Ревекка хочет натянуть одеяло на лицо, чтобы не видеть ту фигуру, но руки не слушаются. Она шепчет:
– Разве я знала? Я просто хочу выжить.
– Разве шелковая рубашка поможет тебе выжить, Бекки?
– В ней я снова ощущаю себя человеком.
– Рядом сжигают людей, Бекки. Это всех касается.
Открыв глаза, Ревекка с ужасом уставилась в темноту, все еще слыша голос матери. Шелковая рубашка была мокрая от пота. Картины ночного кошмара медленно рассеивались… как дым.
На следующий день за Ревеккой опять никто не пришел, и она уже робко начала допускать мысль, что, возможно… Нет, додумывать она не хотела, чтобы не сглазить.
После рабочей смены вся команда была направлена в баню. Ревекка с ужасом вспомнила свою последнюю дезинфекцию, после которой несколько месяцев провела в ревире. «Какое счастье, – пронеслось у нее в голове, – что теперь тепло». Теперь-то и на улице голой можно выстоять, не то что в ноябре.
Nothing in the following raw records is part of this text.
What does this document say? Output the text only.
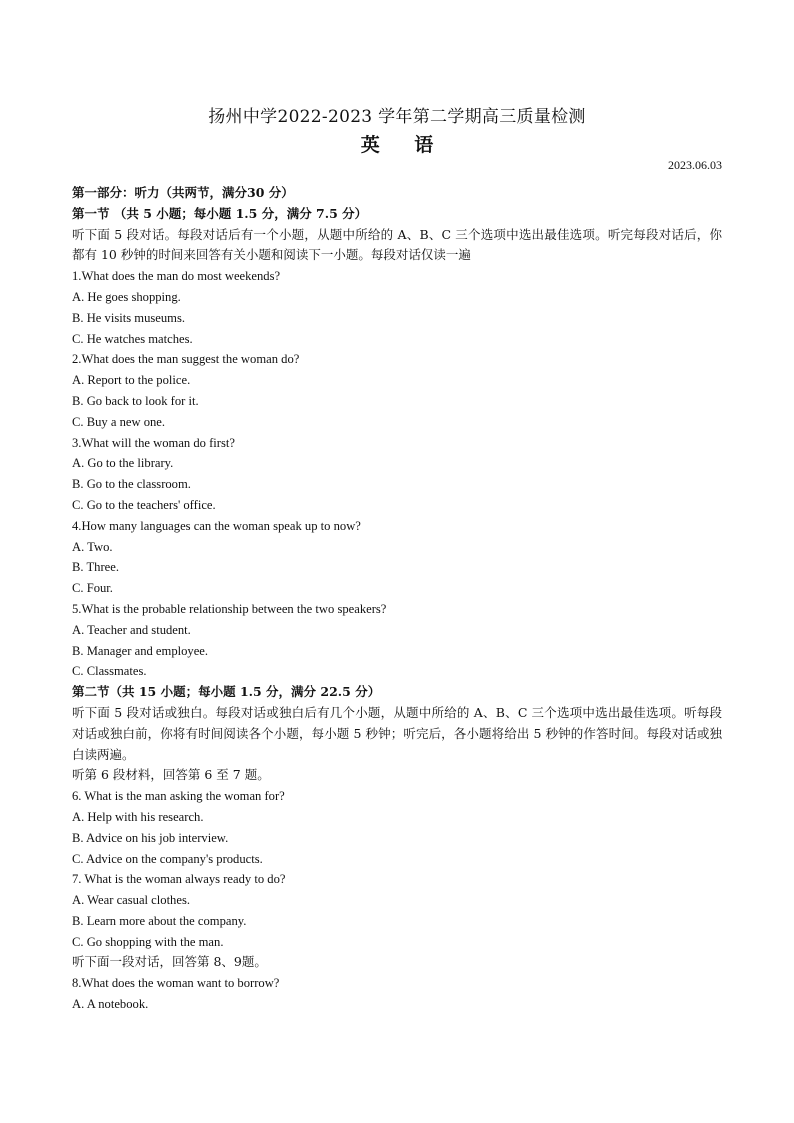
扬州中学2022-2023 学年第二学期高三质量检测
英 语
2023.06.03

第一部分：听力（共两节，满分30 分）

第一节 （共 5 小题；每小题 1.5 分，满分 7.5 分）

听下面 5 段对话。每段对话后有一个小题，从题中所给的 A、B、C 三个选项中选出最佳选项。听完每段对话后，你都有 10 秒钟的时间来回答有关小题和阅读下一小题。每段对话仅读一遍

1.What does the man do most weekends?

A. He goes shopping.

B. He visits museums.

C. He watches matches.

2.What does the man suggest the woman do?

A. Report to the police.

B. Go back to look for it.

C. Buy a new one.

3.What will the woman do first?

A. Go to the library.

B. Go to the classroom.

C. Go to the teachers' office.

4.How many languages can the woman speak up to now?

A. Two.

B. Three.

C. Four.

5.What is the probable relationship between the two speakers?

A. Teacher and student.

B. Manager and employee.

C. Classmates.

第二节（共 15 小题；每小题 1.5 分，满分 22.5 分）

听下面 5 段对话或独白。每段对话或独白后有几个小题，从题中所给的 A、B、C 三个选项中选出最佳选项。听每段对话或独白前，你将有时间阅读各个小题，每小题 5 秒钟；听完后，各小题将给出 5 秒钟的作答时间。每段对话或独白读两遍。

听第 6 段材料，回答第 6 至 7 题。

6. What is the man asking the woman for?

A. Help with his research.

B. Advice on his job interview.

C. Advice on the company's products.

7. What is the woman always ready to do?

A. Wear casual clothes.

B. Learn more about the company.

C. Go shopping with the man.

听下面一段对话，回答第 8、9题。

8.What does the woman want to borrow?

A. A notebook.
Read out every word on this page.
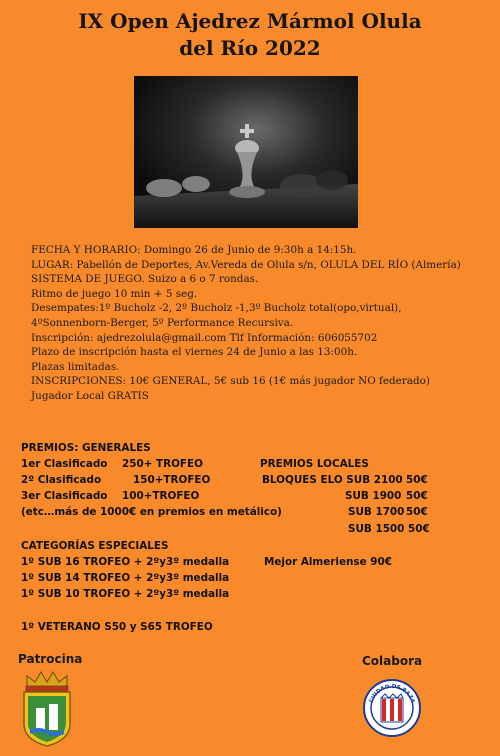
IX Open Ajedrez Mármol Olula
del Río 2022
FECHA Y HORARIO: Domingo 26 de Junio de 9:30h a 14:15h.
LUGAR: Pabellón de Deportes, Av.Vereda de Olula s/n, OLULA DEL RÍO (Almería)
SISTEMA DE JUEGO. Suizo a 6 o 7 rondas.
Ritmo de juego 10 min + 5 seg.
Desempates:1º Bucholz -2, 2º Bucholz -1,3º Bucholz total(opo,virtual),
4ºSonnenborn-Berger, 5º Performance Recursiva.
Inscripción: ajedrezolula@gmail.com Tlf Información: 606055702
Plazo de inscripción hasta el viernes 24 de Junio a las 13:00h.
Plazas limitadas.
INSCRIPCIONES: 10€ GENERAL, 5€ sub 16 (1€ más jugador NO federado)
Jugador Local GRATIS
PREMIOS: GENERALES
1er Clasificado 250+ TROFEO	PREMIOS LOCALES
2º Clasificado	150+TROFEO	BLOQUES ELO SUB 2100 50€
3er Clasificado 100+TROFEO	SUB 1900 50€
(etc…más de 1000€ en premios en metálico)	SUB 1700 50€
SUB 1500 50€
CATEGORÍAS ESPECIALES
1º SUB 16 TROFEO + 2ºy3º medalla	Mejor Almeriense 90€
1º SUB 14 TROFEO + 2ºy3º medalla
1º SUB 10 TROFEO + 2ºy3º medalla
1º VETERANO S50 y S65 TROFEO
Patrocina	Colabora
CIUDAD DE BAZA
И тем не менее все ее естество противилось туда идти, даже несмотря на полотенце и кусок душистого мыла, зажатый в руке. Болезнь-то, может, и минует, но позорных измывательств пуффмутти и эсэсов разве избежишь?
Рядом бодро вышагивала Ядя.
– Когда баней заведовала Мусскеллерша, даже нам туда хода не было. Но теперь власть этой твари закончилась и каждую неделю ходим.
Шаг Ревекки сбился, и она недоверчиво уставилась на Ядю.
– А с пуффмутти что сталось? Неужели эту гадину выпустили?
Ядя удивленно посмотрела на нее.
– Ты не в курсе? Зимой же еще…
– Я в ревире была.
– Ах, ну это же самая приятная история! Эта тварь совсем разум потеряла. Говорили, что она попыталась перехватить кусок пирога, на который положил глаз кто-то из эсэсовских шишек. Даже оберка Мандель не смогла ничего поделать, и Мусскеллершу отправили в штрафную команду. Представляешь? Эта вошь копала канавы босиком в воде под проливным дождем!
Ядя даже глаза закатила от наслаждения, вспоминая увиденную картину.
– Ядя, да неужто такое бывает здесь? Неужто крупица справедливости возможна здесь? – все еще не веря, переспросила Ревекка.
– Мы и сами не верили, пока своими глазами не увидели! Как эта жирная корова на работу семенит, голову опустила, мокрая, жалкая. И знаешь, что нам удалось сделать? – Ядя горделиво посмотрела на Ревекку. – Организовали парочку ценных вещей для их капо, чтобы он ее лупил как следует! Так он уж старался! В отместку за всех нас!
Ревекка не могла поверить, что это было на самом деле. Вот уж прекрасные новости о ненавистной Мусскеллерше, истязавшей женщин в бане на потеху эсэсам. Она крепко сжала в руке чистое полотенце и мыло и зашагала быстрее.
В душевой Ревекка долго стояла под горячими струями, закрыв глаза.
– Уснула, что ли? – перекрикивая шум воды, засмеялась Ядя.
Ревекка вздрогнула и тоже засмеялась. Вспенив мыло, она начала усиленно натирать грудь, живот и ноги. На теле кое-где еще оставались бледные шрамы от нарывов, которые Ревекка в беспамятстве раздирала в ревире, но большинство болячек уже зажили. Немного нужно было для здоровья – еда, вода, мыло с полотенцем. И еще – чтобы не били.